エクスリン : 私にとっては常にそうだった。私は小さな部品を扱うことから始めて、そこに常に創造性を加えながら高性能の製品を作り出してきた。このような芸術品を実現することは大きな喜びだ。現在では、大半の時計メーカーは、軸や歯車など機械製造された部品の組み立てに専念している。それに反対するつもりは無いが、私個人としては満足することが出来ないだろう。

1952年生まれ。時計製造の見習いに入る前はスイスのバーゼル、後にベルンの大学で考古学、ギリシャ語、ラテン語、古代史を学ぶ。また歴史、科学哲学の博士号を持つ。

時計技師の見習い中にバチカンのファルネーゼ天文時計を研究、修復。これは400個以上のパーツから成る天文時計で、天球上の太陽と月の位置やムーンフェイズ(月の満ち欠け)を表示する。エクスリン氏は、世界一完全で複雑だといわれるチューリヒのテューラー天文時計の製作者でもある。長年、スイスの高級時計メーカーのユリス・ナルダン社と協力して開発を進める。

2009年ルツェルンに独自のブランド「ochs und junior(オックス・ウント・ユニオール)」を設立。文字盤の穴の後ろを移動するオレンジ色の点が月・日・曜日を表示する腕時計を開発する。
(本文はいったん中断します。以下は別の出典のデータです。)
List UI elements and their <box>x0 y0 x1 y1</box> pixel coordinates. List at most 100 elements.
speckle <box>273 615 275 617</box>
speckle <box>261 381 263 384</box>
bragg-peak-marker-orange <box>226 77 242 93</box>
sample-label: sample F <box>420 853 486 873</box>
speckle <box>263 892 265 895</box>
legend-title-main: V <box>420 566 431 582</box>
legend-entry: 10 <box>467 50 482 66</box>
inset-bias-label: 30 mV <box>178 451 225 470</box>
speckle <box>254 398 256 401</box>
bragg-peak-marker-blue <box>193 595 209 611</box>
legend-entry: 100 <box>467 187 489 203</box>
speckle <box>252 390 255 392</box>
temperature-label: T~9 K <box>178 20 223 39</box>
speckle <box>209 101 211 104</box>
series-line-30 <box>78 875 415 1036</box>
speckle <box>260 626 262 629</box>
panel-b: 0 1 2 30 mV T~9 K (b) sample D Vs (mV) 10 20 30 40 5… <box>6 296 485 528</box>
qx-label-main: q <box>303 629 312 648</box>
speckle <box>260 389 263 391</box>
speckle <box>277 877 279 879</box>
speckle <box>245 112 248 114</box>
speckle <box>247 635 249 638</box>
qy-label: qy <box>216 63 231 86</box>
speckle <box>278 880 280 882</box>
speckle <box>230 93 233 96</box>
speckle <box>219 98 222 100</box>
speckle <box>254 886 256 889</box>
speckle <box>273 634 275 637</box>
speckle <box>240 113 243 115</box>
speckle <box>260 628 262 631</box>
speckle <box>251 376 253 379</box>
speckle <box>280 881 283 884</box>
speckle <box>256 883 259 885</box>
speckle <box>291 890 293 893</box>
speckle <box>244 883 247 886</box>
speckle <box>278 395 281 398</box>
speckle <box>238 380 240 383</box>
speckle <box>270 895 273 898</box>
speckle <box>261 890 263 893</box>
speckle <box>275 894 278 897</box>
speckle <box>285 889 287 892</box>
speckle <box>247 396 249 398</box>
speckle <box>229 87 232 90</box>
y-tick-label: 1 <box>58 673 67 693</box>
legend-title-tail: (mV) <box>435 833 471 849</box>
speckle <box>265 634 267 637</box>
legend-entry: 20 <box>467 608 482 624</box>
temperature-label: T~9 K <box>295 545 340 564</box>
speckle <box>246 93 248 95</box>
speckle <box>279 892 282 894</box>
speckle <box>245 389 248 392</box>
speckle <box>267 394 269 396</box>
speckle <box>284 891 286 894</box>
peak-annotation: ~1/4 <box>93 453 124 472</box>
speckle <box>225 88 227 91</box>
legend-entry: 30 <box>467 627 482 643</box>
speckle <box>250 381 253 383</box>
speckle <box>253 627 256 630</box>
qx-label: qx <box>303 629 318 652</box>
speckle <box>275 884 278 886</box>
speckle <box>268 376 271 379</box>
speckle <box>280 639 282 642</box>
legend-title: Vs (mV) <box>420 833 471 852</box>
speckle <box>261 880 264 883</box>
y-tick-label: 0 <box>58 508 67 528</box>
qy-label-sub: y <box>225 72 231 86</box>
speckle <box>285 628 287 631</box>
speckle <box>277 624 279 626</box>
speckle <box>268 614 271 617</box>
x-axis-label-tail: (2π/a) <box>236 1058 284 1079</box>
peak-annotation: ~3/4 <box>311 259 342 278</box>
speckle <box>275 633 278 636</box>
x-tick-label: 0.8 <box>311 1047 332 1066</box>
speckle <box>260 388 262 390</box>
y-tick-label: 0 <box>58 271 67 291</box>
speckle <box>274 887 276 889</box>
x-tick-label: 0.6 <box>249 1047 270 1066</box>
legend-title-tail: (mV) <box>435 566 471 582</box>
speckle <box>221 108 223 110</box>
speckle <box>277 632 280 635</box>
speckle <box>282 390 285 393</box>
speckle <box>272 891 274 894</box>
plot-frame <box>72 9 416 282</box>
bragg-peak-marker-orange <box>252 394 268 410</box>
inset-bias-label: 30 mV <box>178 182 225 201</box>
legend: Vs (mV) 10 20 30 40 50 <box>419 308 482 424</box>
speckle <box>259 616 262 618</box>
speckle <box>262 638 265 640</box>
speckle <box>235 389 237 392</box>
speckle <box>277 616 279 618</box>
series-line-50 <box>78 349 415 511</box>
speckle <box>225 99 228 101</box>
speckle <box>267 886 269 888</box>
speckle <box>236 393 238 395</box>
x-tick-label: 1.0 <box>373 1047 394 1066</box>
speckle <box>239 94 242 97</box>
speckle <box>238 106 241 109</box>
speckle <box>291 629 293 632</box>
次なる狙いは「極端に単純化した」作品の製作だという。

2001年よりラ・ショー・ド・フォンの国際時計博物館(MIH)の館長を務め、今年2月末に引退。その住み心地を高く評価するラ・ショー・ド・フォンに引退後もとどまる予定だ。「ここは、スイスで私の知る最も開放的で最も自由な街。とても気に入っている。住民の4割近くが外国人だが、私の出身地 であるスイスドイツ語圏と違って、それが問題にならない街だ」と語る。